In the end, we didn't get a chance to say goodbye. As some of you know, Harry had been having heart problems in recent days; he suffered several TIA's (transient ischemic attacks) and had a buildup of fluid around his heart. With the help of blood pressure meds, however, he was basically holding his own and seemed to have several years of life left in him, his loss of eyesight (due to cataracts) notwithstanding. On Saturday evening, he began having some kind of digestive issue -- moaning, refusing to eat or drink, constantly going in and out of the dog door to try to go to the bathroom -- and it seemed serious enough that we decided to take him to the emergency animal hospital in Carroll County on Sunday morning. X-rays revealed that he had somehow swallowed a metal screw, so we asked the docs to remove it from his stomach.
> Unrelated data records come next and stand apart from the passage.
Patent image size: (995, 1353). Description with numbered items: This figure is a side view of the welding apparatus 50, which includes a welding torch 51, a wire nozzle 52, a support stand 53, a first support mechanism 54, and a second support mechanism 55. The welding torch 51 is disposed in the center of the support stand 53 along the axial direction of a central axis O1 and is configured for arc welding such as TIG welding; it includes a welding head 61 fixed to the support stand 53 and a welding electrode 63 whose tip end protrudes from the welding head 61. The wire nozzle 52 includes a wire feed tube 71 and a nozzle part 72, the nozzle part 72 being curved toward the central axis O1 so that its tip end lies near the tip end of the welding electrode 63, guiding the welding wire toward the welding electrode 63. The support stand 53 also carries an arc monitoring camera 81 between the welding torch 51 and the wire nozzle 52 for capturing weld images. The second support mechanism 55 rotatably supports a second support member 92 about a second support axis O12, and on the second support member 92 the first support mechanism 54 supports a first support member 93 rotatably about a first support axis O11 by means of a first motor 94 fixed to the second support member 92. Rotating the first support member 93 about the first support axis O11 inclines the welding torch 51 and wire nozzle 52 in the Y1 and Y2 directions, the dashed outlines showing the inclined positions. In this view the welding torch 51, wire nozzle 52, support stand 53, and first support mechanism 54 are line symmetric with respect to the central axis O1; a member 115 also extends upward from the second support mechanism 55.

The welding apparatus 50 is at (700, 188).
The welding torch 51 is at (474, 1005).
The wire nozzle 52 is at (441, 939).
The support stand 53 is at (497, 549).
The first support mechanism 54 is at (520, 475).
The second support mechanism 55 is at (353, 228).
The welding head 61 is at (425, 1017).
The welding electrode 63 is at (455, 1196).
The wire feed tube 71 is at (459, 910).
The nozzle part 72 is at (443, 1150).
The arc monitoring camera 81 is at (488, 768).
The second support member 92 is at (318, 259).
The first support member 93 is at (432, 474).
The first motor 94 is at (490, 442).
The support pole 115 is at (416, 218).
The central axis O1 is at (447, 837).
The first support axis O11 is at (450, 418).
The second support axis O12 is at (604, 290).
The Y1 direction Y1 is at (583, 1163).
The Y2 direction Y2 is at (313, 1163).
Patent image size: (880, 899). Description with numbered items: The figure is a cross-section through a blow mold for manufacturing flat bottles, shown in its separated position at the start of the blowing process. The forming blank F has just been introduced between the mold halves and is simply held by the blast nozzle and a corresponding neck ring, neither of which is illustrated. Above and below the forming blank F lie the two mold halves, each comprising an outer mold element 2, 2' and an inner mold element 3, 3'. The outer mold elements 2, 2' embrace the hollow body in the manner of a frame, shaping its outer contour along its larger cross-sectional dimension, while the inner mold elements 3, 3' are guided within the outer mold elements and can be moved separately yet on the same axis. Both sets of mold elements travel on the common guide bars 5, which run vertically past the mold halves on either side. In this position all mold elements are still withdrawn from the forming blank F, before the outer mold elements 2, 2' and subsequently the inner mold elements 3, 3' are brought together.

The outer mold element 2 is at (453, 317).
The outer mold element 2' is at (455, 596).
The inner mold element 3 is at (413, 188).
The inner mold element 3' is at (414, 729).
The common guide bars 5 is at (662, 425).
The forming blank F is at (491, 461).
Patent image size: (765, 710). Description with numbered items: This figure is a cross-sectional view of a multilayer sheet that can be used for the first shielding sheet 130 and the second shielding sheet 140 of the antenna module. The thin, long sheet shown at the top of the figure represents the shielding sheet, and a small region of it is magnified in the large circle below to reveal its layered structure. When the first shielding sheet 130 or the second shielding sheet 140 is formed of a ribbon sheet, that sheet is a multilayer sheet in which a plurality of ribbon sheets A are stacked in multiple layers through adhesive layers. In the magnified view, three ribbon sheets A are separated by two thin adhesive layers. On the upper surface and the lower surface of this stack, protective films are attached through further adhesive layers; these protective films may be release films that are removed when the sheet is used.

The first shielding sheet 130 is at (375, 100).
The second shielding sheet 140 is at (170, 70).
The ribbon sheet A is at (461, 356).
Given Harry's advanced age (he was already 7 when we got him from Jack Russell Rescue in 2004) and heart issues, surgery was a calculated risk, but we really had no choice in this case. Harry had the surgery on Sunday afternoon and seemed to be doing well, and we planned to pick him up this morning. Last night at 10 p.m., the hospital called to tell us that Harry had gone into cardiac arrest. They tried open-heart massage, but couldn't get his heart going again for more than a couple of seconds. Obviously, Nicky and I were both devastated that Harry had to die in an unfamiliar location, and in such a manner. But what could we do?
Having come from a home in which a man treated him poorly, Harry was understandably skittish around me when we first got him. Once, he even nipped me on the nose when I leaned over him and accidentally disturbed him from his sleep. But over time, we developed an... interesting synergy, I guess you would say. Certainly, the little "howling routine" in which he and I participated was unique to us.
We'll always love you, Harry. Rest in peace.